How about marketing messages like “Ava handles cold outreach automatically so your sales team can focus their valuable time on actually closing deals”?

Or “Let AI handle the repetitive mechanical work so your team can focus on creative problem-solving that actually requires human judgment”?

Or simply “Augment your team’s capabilities with AI, don’t replace them entirely”?

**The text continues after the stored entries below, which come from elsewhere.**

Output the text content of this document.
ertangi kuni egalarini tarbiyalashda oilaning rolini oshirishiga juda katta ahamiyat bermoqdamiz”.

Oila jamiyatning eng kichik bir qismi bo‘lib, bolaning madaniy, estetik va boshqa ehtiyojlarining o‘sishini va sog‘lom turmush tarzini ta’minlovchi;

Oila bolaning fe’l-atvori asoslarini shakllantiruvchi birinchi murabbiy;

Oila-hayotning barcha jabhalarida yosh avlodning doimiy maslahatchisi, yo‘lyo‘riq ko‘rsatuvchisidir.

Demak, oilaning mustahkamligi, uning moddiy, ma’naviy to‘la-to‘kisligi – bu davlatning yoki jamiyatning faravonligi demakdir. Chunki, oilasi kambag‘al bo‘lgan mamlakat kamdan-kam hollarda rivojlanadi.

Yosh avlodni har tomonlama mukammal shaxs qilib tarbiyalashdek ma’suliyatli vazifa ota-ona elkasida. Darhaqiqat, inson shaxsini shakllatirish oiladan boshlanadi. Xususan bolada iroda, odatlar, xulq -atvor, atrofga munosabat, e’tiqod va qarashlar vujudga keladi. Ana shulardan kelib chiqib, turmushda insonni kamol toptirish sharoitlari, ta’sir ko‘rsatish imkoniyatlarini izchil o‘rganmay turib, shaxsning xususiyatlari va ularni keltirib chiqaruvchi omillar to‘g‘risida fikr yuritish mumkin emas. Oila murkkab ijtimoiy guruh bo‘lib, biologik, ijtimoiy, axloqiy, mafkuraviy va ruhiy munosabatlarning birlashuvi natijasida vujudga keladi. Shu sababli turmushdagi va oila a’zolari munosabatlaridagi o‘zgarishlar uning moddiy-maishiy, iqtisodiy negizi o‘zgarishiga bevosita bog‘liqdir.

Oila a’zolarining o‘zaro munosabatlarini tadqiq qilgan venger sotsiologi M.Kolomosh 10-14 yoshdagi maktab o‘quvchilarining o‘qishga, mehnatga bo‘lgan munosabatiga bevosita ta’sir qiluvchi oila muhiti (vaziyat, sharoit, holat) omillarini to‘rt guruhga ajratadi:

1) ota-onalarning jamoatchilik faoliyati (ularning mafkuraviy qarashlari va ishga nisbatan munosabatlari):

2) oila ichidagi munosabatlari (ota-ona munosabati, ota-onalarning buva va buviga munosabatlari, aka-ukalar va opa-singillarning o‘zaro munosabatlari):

It’s literally the exact same underlying technology, just with completely different framing, and that makes a hugely different societal impact.

Why This Matters

I build products with AI professionally, I’m genuinely bullish on its transformative potential, but I’m also realistic about what happens when we optimize purely for short-term efficiency without seriously considering the broader human impact of our decisions.

If Artisan’s dystopian vision wins where companies proudly replace workers and openly brag about it, then fewer people will have meaningful opportunities to build things that matter, learn valuable skills through work, and contribute real value to society. That world genuinely sucks for most people even if the AI technology works absolutely perfectly from a technical perspective.

Anthropic’s Approach

When Anthropic talks about “AI safety” they mean building AI systems that genuinely make society better as a whole, not just marginally more efficient at extracting profit. That means creating tools that help people do their existing jobs better rather than ruthlessly eliminating those jobs entirely, maintaining transparency about real limitations rather than overpromising capabilities, designing systems that enhance human agency rather than accelerating obsolescence, and seriously thinking through second-order societal effects before shipping products at scale.

This isn’t being anti-progress or resisting technological advancement. This is being pro-thoughtful-progress that considers human welfare.

What Happens Next

In the short-term, Artisan’s provocative billboards will probably work as marketing. Companies will buy Ava, aggressively fire their SDRs, achieve lower operational costs, and maintain roughly the same email volume metrics.

But long-term, my confident bet is that companies intelligently using AI to augment human capabilities will consistently beat companies crudely using AI to replace humans entirely. Humans bring irreplaceable judgment about nuanced situations, genuine empathy for customer problems, creative problem-solving that breaks established patterns, and authentic relationships that create lasting loyalty. The best companies will strategically combine both approaches where AI provides scale and speed while humans provide nuance and genuine connection.

Companies going all-in on wholesale human replacement will eventually hit a hard ceiling on quality and growth. That “Stop Hiring Humans” slogan wasn’t visionary leadership, it was just myopic short-sighted cost-cutting dressed up with provocative marketing.

My Take

Absolutely use AI tools daily. Build ambitious products with AI capabilities. Get dramatically better at your work with AI assistance.

But don’t celebrate replacing people as if it’s progress. Don’t market job elimination as your primary value proposition. Don’t cynically frame human obsolescence as exciting innovation.

AI should fundamentally make us more capable as humans, not make us less necessary to the economic system. That’s the crucial difference between a tool that empowers and a threat that displaces.

Outset’s counter-billboards are completely right with their message that Humans > Machines. Not because machines can’t do impressive things, they obviously can. But because humans should still fundamentally matter even when machines become capable of doing more.